Wall Street is rapidly adopting perpetual futures and tokenized real-world assets, facilitating a 24/7 global market. Industry experts note that eliminating contract expiry dates and enabling instant "atomic" settlement are crucial, especially as crypto platforms lead price discovery during weekend geopolitical events.
Institutions are embracing these digital structures to solve operational issues with traditional, expiry-dated contracts. Iggy Ioppe, Chief Investment Officer at Theo, stated that 24/7 operations are now a "structural necessity." He cited the Strait of Hormuz closure, where traditional markets were dark over the weekend, but tokenized gold and oil provided transparent, continuous trading reflecting safe-haven demand.
Andrei Grachev, Managing Partner of DWF Labs, highlighted the events of February 28th when US and Israeli strikes on Iranian nuclear facilities occurred on a Saturday. Major commodity exchanges were closed, forcing traders to decentralized platforms for oil, gold, and silver. When traditional markets reopened, they had to catch up to on-chain price levels.
An IMF report on tokenized finance confirms this as a "structural reconfiguration." While atomic settlement enhances capital efficiency, it removes temporal buffers for banks and regulators. The IMF suggests Central Bank Digital Currencies (CBDCs) are needed to ground these markets in "public anchor" trust, warning that without them, the speed of tokenized systems could cause instant liquidity crises.

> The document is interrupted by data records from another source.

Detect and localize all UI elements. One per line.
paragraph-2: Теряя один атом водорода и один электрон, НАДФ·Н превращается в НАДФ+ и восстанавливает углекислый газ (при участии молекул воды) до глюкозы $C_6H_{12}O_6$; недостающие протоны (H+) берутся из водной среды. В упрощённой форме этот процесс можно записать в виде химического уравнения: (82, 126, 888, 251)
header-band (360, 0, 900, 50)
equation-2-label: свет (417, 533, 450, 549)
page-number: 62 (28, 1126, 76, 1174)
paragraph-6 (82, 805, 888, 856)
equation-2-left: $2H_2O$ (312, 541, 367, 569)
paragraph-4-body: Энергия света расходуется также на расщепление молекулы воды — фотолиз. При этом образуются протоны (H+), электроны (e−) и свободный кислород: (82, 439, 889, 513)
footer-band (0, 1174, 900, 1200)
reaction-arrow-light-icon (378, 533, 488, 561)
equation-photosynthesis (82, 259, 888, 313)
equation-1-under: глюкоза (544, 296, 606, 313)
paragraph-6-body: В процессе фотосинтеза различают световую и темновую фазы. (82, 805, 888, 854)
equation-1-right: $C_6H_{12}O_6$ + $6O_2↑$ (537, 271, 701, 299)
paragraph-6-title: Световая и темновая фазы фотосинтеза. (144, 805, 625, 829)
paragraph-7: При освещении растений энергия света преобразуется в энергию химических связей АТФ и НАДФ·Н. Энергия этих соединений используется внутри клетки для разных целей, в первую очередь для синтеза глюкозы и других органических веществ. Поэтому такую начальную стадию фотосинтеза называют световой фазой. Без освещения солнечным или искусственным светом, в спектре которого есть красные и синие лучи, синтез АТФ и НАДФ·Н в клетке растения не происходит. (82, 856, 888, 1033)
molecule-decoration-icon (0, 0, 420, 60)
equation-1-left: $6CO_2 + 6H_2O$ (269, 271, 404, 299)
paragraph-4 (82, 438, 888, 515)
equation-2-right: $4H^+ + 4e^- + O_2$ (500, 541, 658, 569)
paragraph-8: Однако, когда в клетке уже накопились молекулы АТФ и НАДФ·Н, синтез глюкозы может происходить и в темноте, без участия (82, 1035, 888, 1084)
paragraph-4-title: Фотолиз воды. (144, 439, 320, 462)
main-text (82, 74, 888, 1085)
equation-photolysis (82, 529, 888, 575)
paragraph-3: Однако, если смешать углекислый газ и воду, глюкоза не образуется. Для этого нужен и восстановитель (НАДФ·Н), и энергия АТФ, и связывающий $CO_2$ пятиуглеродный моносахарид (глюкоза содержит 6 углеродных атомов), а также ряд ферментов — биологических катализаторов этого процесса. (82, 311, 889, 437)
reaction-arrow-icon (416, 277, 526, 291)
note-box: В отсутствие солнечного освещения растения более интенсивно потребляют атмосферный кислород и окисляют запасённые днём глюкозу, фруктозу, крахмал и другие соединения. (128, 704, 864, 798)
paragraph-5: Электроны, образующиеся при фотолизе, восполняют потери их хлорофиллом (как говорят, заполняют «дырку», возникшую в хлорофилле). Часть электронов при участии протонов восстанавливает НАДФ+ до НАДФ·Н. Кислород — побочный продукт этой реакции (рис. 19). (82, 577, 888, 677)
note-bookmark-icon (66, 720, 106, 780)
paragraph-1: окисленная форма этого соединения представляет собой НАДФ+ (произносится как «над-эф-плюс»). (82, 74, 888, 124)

Real-world assets (RWAs) like gold, real estate, and commodities are being digitized into blockchain tokens. Larry Fink, CEO of BlackRock, supports tokenization for easier issuance, trading, and access, with BlackRock's BUIDL fund already tokenizing US Treasuries.
Perpetual futures contracts allow betting on future prices without ownership or a deadline. The global volume for these contracts exceeds $60 billion daily. Institutional adoption hinges on regulatory and custodial infrastructure, liquidity, and pricing, according to Fabian Dori of Sygnum.